Notre-Dame-des-Landes : un livre pour comprendre 50 ans de luttes
31 octobre 2017 Publié par François de Beaulieu
À l’approche d’un verdict, dont on peut espérer qu’il reposera sur une vraie confrontation des arguments, les pro-aéroport se crispent. Leurs attaques contre Nicolas Hulot et les médiateurs oublient l’essentiel : presque un demi-siècle d’une lutte exemplaire racontée dans un ouvrage qui permet de mesurer le chemin parcouru et de penser l’avenir.
Dernière ligne droite tendue pour les médiateurs du gouvernement dans le dossier Notre-Dame-des-Landes. Le lobby pro-aéroport tire à boulets rouges sur la mission mise en place par le Premier ministre et Nicolas Hulot. « Une farce », n’a pas hésité à proclamer Philippe Grosvalet, président socialiste du conseil départemental de Loire-Atlantique.
L’objet de cette colère ? La mission a remis sur la table l’hypothèse du maintien de l’aéroport nantais sur le site actuel. Depuis juin, de réunion en réunion, les élus anti-aéroport et l’Atelier citoyen croisent le fer avec la Direction de l’aviation civile (DGAC). Les opposants viennent de lever 24 000 euros afin de financer des études à opposer à celles de la DGAC. « Cette dernière ne lâche rien », confie un participant.
Mais, trop c’est trop, pour les pro-aéroport qui croient percevoir dans ces études comme la préparation à un renoncement au projet. D’où l’offensive. Elle vise à décrédibiliser les médiateurs et derrière eux, Nicolas Hulot, désigné par anticipation comme le grand responsable d’un possible échec du transfert dans le bocage.

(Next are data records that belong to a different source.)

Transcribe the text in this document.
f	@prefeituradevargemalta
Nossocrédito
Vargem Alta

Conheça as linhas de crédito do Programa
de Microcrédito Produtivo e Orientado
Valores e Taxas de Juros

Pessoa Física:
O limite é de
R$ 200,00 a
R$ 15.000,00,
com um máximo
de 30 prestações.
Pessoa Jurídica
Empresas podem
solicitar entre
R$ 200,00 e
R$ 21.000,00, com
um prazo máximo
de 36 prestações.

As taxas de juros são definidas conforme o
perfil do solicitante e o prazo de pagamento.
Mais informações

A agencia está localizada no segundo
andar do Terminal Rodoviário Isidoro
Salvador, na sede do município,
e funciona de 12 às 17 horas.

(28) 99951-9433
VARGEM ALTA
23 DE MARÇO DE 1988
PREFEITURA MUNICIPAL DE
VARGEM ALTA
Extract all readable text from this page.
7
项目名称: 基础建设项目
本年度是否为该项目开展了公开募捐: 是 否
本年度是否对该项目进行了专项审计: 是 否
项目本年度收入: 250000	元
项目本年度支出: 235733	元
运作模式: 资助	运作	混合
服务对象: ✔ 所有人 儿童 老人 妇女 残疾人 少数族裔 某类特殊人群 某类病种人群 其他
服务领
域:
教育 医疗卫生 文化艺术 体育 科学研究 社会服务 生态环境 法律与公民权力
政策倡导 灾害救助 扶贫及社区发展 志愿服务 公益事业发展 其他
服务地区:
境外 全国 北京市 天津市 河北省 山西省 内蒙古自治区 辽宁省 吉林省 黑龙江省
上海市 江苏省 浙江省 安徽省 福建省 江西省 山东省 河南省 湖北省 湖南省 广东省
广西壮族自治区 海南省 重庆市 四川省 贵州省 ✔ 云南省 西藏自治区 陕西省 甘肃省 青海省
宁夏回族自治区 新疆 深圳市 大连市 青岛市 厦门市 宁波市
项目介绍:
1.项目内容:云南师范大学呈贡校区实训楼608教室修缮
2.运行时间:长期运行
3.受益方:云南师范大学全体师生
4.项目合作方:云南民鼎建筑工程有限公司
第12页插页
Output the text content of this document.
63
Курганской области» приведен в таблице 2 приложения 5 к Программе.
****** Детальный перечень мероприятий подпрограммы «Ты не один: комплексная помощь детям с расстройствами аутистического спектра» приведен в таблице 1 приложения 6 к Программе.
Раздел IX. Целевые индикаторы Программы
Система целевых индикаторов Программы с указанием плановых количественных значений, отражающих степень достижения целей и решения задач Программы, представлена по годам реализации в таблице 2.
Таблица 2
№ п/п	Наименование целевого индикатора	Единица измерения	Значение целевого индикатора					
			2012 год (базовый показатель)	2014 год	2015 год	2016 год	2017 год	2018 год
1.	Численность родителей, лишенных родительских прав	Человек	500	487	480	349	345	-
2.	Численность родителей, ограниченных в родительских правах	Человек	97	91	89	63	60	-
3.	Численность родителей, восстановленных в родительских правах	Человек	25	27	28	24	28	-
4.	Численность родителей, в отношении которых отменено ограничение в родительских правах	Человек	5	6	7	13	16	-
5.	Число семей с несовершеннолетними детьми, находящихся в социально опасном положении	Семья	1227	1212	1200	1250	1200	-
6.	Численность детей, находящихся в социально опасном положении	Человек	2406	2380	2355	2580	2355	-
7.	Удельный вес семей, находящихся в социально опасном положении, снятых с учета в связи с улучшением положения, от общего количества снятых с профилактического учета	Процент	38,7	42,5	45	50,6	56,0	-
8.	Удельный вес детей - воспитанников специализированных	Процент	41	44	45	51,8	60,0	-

C’est pourtant une vision bien réductrice du dossier, doublée d’une inquiétante amnésie. En réalité, si les pistes et les installations n’ont toujours pas recouvert le bocage, c’est que dès les années 1970, le projet s’est heurté à des paysans déjà mobilisés pour la défense de la terre outil de travail, acteurs ou solidaires d’autres luttes comme celles du Larzac ou de Plogoff. Qu’en 2012, une grève de la faim de 28 jours a rendu les recours juridiques suspensifs. Que la lutte s’est renforcée, élargie avec l’arrivée de citoyens, d’élus, de pilotes de ligne, de squatteurs anticapitalistes. Que le travail des naturalistes a contribué à faire connaître la grande richesse du territoire. Que la plus vieille lutte environnementale de France reste capable de mobiliser rapidement des dizaines de milliers de personnes…
Une aventure humaine
Au moment où une nouvelle étape pourrait s’ouvrir à Notre-Dame-des-Landes, il s’avère indispensable d’avoir en mémoire les grands moments d’un combat de presque un demi-siècle.
Pour cela, on dispose d’un nouveau document. Anciens journalistes ayant suivi le dossier pour Ouest-France, Marc Le Duc et Jocelyne Rat en connaissent tous les éléments et, surtout, les acteurs. Le livre qu’ils publient s’intitule d’ailleurs Retour à Notre-Dame-des-Landes – Portraits et reportages. Après avoir assuré avec rigueur leur mission d’information en donnant la parole à tous, ils peuvent aujourd’hui rendre hommage aux paysans courageux sans qui il n’y aurait jamais eu de zone à défendre. Le livre est d’ailleurs dédié au regretté Michel Tarin dont on n’a pas oublié la grève de la faim.
De remarquables photographies viennent à l’appui d’un récit toujours vivant et précis. Pour ceux qui ont eu la chance de vivre ces années exceptionnelles, comme pour tous les autres, ce livre a surtout le mérite de faire ressentir l’incroyable richesse humaine qui s’est déployée là.
Si les auteurs ne manquent pas d’éléments pour restituer la chronologie et dénoncer les trucages des partisans du projet d’aéroport, les études orientées de la DGAC, ils ont surtout le mérite de faire vivre de l’intérieur tous les temps forts de la lutte, les déceptions comme les victoires, les initiatives imprévisibles et la formidable capacité à rassembler. Le récit donne une idée très concrète de ce que l’on nomme « l’intelligence collective ». Il faudra avoir cette longue histoire en mémoire pour inventer un avenir digne de la lutte menée.
Retour à Notre-Dame-des-Landes, par Marc Le Duc et Jocelyne Rat, 176 pages, 17 euros.